既に具体的な計画が決まっていると思っていたが、何も決まっておらず我々で隊を組織するか、どこかの隊に入り込むかの選択から始まった。
丁度その頃、勤労者山岳連盟からチョーオユーとシシャパンマの、隊員募集をしていたので我々はそれに募集をして、正式にヒマラヤ登山の隊員となったのは、2007年の秋のことでした。
「自分の力だけではヒマラヤに行けない」としみじみ感じました。

田中さんに受入れられたことを伝えに、黒部五郎小屋まで会いに行った

トレーニング

会社に行く前にロードのランニング8kmや東海自然歩道でのランニングを行っていたが、2007年11月に会社を辞めてからは、トレーニングの量を大きく増やした。
最初は自転車を使用してのトレーニングも行って、足の筋肉を鍛えていたが折りたたみ自転車では効率が悪いし、車が通り抜けると排気ガスが気になるので、2週間ぐらいしたらこのトレーニングは採用しなくなった。
心肺機能を高めることに重点を置いて、東海自然歩道でのランニング約30〜40kmがトレーニングの中心となった。
静かで人目を気にせずに集中できる環境が、家の直ぐ近くにあることはとてもありがたい。
僕のトレーニング理念は、「トレーニング内容を深く考えず楽しく行う」である。
よって犬山から瀬戸までの東海自然歩道を、日替わりでルートを変えながら走っていた。

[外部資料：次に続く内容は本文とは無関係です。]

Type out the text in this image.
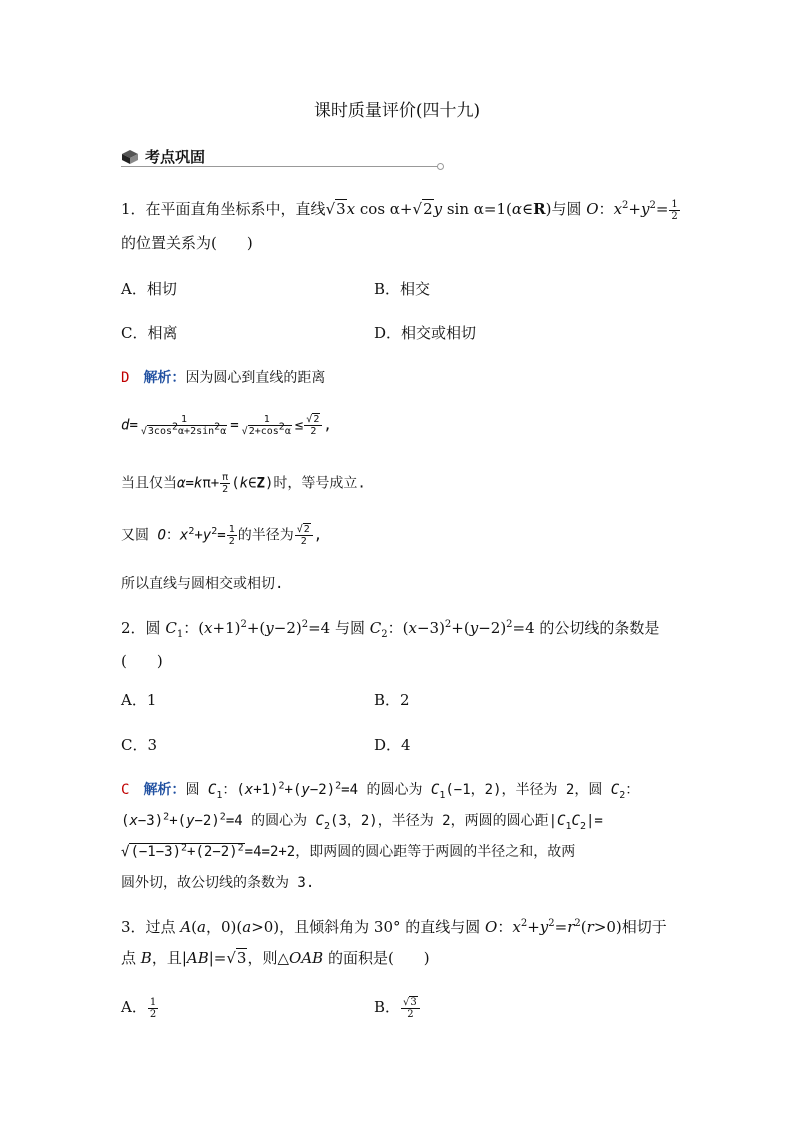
课时质量评价(四十九)
考点巩固
1．在平面直角坐标系中，直线√3x cos α+√2y sin α=1(α∈R)与圆 O：$x^2+y^2= \frac{1}{2}$
的位置关系为(　　)
A．相切	B．相交
C．相离	D．相交或相切
D　 解析：因为圆心到直线的距离
$d= \frac{1}{√3\cos^2\alpha+2\sin^2\alpha} = \frac{1}{√2+\cos^2\alpha} \le \frac{√2}{2}$ ,
当且仅当$\alpha=k\pi+ \frac{\pi}{2}$ (k∈Z)时，等号成立.
又圆 O：$x^2+y^2= \frac{1}{2}$ 的半径为 $\frac{√2}{2}$ ,
所以直线与圆相交或相切.
2．圆 $C_1$：$(x+1)^2+(y-2)^2=4$ 与圆 $C_2$：$(x-3)^2+(y-2)^2=4$ 的公切线的条数是
(　　)
A．1	B．2
C．3	D．4
C　 解析：圆 $C_1$：$(x+1)^2+(y-2)^2=4$ 的圆心为 $C_1(-1$，2)，半径为 2，圆 $C_2$：
$(x-3)^2+(y-2)^2=4$ 的圆心为 $C_2(3$，2)，半径为 2，两圆的圆心距$|C_1C_2|=$
$√(-1-3)^2+(2-2)^2=4=2+2$，即两圆的圆心距等于两圆的半径之和，故两
圆外切，故公切线的条数为 3.
3．过点 A(a，0)(a>0)，且倾斜角为 30° 的直线与圆 O：$x^2+y^2=r^2(r>0)$相切于
点 B，且|AB|=√3，则△OAB 的面积是(　　)
A． $\frac{1}{2}$	B． $\frac{√3}{2}$
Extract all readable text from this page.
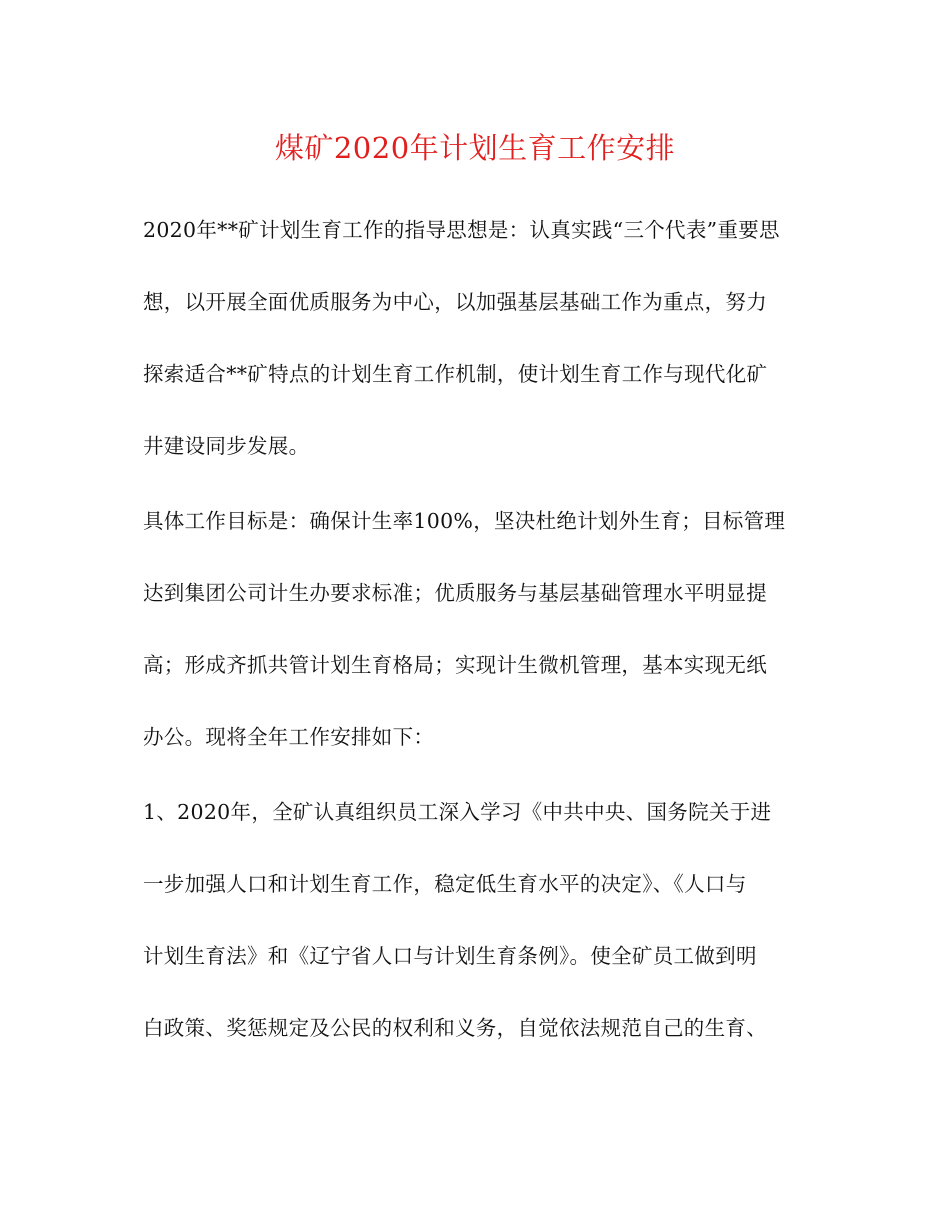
煤矿2020年计划生育工作安排
2020年**矿计划生育工作的指导思想是：认真实践“三个代表”重要思
想，以开展全面优质服务为中心，以加强基层基础工作为重点，努力
探索适合**矿特点的计划生育工作机制，使计划生育工作与现代化矿
井建设同步发展。
具体工作目标是：确保计生率100%，坚决杜绝计划外生育；目标管理
达到集团公司计生办要求标准；优质服务与基层基础管理水平明显提
高；形成齐抓共管计划生育格局；实现计生微机管理，基本实现无纸
办公。现将全年工作安排如下：
1、2020年，全矿认真组织员工深入学习《中共中央、国务院关于进
一步加强人口和计划生育工作，稳定低生育水平的决定》、《人口与
计划生育法》和《辽宁省人口与计划生育条例》。使全矿员工做到明
白政策、奖惩规定及公民的权利和义务，自觉依法规范自己的生育、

しかも枝道が何本も作られているので、そういったルートも通ると新鮮で飽きることが無い。またカブトムシが居そうな樹を見つけては、夏になったら子供と取りに行こうと思うのも楽しい。
走りながら「今日はLSDトレーニングをする為にフラットなルートを選ぼう、今日はインターバルトレーニングをやる為に急登のルートにいこう」とその日の気分でトレーニング内容とルートを決めていた。
ボッカトレーニングは一切行わず、山に行く時だけ必要な装備と酒を持って登り、ある程度の重荷には慣れるように心がけたぐらいである。

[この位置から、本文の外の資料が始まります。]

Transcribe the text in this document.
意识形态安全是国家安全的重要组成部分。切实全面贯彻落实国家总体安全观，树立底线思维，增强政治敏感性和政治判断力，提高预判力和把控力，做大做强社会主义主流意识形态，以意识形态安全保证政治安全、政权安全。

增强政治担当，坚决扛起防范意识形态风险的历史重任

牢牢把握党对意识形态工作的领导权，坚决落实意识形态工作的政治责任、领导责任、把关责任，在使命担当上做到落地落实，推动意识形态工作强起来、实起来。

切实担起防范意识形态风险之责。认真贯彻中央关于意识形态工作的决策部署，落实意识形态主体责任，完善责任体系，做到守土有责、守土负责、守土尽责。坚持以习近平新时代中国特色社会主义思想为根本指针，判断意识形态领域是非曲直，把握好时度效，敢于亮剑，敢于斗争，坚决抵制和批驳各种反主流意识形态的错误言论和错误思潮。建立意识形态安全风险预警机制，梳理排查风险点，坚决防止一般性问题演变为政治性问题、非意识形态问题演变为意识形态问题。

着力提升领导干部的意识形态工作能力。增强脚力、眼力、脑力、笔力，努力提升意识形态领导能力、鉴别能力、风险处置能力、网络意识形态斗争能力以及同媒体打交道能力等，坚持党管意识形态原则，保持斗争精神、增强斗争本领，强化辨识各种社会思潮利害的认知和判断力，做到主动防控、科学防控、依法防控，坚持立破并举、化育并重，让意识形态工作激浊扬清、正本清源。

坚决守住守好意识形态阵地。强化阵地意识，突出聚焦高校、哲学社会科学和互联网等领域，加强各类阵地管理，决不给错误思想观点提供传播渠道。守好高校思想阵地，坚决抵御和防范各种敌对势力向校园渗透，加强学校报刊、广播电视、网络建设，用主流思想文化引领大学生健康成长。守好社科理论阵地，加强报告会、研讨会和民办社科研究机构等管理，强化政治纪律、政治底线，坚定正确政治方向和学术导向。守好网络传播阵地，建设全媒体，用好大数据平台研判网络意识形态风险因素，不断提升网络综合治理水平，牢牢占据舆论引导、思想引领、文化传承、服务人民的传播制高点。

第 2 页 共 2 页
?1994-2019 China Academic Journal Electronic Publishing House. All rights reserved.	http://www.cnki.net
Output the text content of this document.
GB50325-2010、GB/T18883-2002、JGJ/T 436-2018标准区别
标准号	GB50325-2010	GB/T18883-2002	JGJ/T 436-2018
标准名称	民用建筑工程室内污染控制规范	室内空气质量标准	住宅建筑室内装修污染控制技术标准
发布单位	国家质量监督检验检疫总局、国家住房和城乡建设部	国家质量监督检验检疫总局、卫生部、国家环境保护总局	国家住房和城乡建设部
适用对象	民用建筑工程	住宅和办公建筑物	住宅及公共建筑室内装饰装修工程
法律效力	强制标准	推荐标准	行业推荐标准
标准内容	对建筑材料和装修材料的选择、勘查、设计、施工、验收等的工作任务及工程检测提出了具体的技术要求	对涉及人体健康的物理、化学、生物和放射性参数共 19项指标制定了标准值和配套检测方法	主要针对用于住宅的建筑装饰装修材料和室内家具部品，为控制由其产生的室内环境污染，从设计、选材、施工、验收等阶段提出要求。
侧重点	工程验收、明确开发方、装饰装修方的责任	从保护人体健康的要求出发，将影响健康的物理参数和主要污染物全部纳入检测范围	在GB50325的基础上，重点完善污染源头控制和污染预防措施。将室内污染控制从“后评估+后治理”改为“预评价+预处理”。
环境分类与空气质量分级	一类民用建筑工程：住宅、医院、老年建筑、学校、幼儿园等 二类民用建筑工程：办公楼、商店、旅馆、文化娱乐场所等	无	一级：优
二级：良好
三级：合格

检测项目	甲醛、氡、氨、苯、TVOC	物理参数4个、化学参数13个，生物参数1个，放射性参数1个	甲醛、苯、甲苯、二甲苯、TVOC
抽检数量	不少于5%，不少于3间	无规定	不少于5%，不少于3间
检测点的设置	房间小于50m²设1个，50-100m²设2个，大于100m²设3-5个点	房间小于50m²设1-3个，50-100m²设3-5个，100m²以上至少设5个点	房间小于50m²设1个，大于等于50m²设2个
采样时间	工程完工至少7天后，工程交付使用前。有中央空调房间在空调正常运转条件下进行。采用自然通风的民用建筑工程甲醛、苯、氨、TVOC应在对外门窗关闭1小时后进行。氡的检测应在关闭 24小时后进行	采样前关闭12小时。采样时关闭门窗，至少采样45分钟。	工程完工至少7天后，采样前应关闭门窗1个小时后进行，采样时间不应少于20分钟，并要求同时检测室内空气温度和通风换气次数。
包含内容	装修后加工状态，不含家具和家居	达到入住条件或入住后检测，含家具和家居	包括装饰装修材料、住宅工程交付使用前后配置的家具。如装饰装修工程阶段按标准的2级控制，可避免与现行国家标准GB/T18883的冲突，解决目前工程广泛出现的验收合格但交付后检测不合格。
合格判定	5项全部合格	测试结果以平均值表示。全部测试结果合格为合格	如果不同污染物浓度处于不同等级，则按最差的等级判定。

高所トレーニングとしては、12月に富士山の山頂で一泊した。1月2月も富士山に通ったが、やはりこの時期の富士山は手強く、残念ながら山頂まで達しなかった。
今やアルプスの山を登るのにも、低酸素室でのトレーニング利用者が少なくないことは知っている。
しかし僕はこのような施設(クライミングジム・トレーニングジム)では気持ちが燃えないので、利用することは無かった。
低酸素室で自転車を漕いでいるより、自然の中を必死になって走っている方が効果は大きいと考えていた。